Aber gerade in der CSU sind auch andere Töne zu hören.

Es wäre eine Katastrophe für Griechenland, den Euro zu verlassen. Das Land würde zerfallen. Es kann auch kein Hochqualitätstourismus in einem verelendetem Land geben, wir sind nicht Simbabwe. Aber ein Austritt wäre auch vom deutschen Standpunkt aus verheerend: Deutschland muss den Euro und Europa zusammenhalten. Es ist nicht in seinem Interesse, dass sich Europa gerade jetzt balkanisiert und in Stückchen zerbröselt.

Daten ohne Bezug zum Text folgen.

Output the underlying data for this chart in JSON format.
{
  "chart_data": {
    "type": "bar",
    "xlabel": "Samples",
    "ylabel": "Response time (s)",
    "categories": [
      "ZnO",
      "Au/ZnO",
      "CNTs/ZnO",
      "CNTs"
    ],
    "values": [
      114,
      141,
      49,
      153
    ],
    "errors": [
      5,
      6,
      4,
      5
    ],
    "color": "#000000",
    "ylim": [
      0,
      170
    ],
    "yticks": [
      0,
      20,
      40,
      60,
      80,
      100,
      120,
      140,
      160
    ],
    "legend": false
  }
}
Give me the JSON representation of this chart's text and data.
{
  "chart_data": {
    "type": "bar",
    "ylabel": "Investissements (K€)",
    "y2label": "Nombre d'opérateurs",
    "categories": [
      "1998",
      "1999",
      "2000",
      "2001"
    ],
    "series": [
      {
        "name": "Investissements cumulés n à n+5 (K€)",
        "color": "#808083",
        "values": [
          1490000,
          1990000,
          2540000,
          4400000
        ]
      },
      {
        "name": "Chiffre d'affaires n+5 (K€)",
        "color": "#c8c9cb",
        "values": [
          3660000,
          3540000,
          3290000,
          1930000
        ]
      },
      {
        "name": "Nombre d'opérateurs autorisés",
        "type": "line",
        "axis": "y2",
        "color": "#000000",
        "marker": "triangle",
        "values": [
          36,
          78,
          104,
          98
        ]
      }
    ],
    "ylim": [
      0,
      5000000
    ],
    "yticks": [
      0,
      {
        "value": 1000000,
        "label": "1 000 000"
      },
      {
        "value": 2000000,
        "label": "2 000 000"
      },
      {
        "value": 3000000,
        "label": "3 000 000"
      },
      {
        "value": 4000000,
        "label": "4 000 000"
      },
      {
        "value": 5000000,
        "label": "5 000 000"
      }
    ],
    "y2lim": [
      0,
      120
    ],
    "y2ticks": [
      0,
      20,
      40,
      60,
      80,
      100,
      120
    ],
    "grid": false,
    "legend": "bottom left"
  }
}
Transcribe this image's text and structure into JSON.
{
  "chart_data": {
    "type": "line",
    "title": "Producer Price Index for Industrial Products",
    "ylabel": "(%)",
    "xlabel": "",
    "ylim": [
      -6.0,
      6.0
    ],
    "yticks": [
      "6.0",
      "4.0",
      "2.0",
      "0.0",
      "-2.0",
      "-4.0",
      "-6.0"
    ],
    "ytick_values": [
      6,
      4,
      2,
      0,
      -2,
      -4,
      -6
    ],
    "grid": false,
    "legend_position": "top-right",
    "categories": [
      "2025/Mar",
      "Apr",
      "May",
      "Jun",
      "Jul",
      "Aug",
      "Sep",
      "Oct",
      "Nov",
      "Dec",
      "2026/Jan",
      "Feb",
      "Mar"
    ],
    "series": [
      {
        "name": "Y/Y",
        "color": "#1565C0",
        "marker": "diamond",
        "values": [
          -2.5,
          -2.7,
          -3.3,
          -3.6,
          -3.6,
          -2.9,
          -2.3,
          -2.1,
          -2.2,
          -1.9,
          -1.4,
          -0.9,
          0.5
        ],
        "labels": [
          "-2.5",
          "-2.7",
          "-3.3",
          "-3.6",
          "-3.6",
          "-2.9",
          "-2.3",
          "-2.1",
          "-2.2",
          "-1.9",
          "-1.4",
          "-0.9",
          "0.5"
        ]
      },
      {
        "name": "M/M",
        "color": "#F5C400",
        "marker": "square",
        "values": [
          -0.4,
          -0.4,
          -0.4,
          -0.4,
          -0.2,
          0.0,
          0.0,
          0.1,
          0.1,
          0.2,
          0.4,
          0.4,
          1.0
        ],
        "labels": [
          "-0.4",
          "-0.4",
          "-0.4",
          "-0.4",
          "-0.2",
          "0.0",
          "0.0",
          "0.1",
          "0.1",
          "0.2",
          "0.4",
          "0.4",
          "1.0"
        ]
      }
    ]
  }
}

Wenn Sie Arzt wären, welches Bulletin würden Sie dann über Ihr Land abgeben?

Vor zwei Jahren ist bei uns Krebs in fortgeschrittenem Stadium festgestellt worden – und gleichzeitig hatten wir einen akuten Herzinfarkt. Was löst man zuerst? Den Infarkt. Ich glaube, das haben wir jetzt geschafft. Also beginnen wir jetzt mit der Behandlung des Krebses.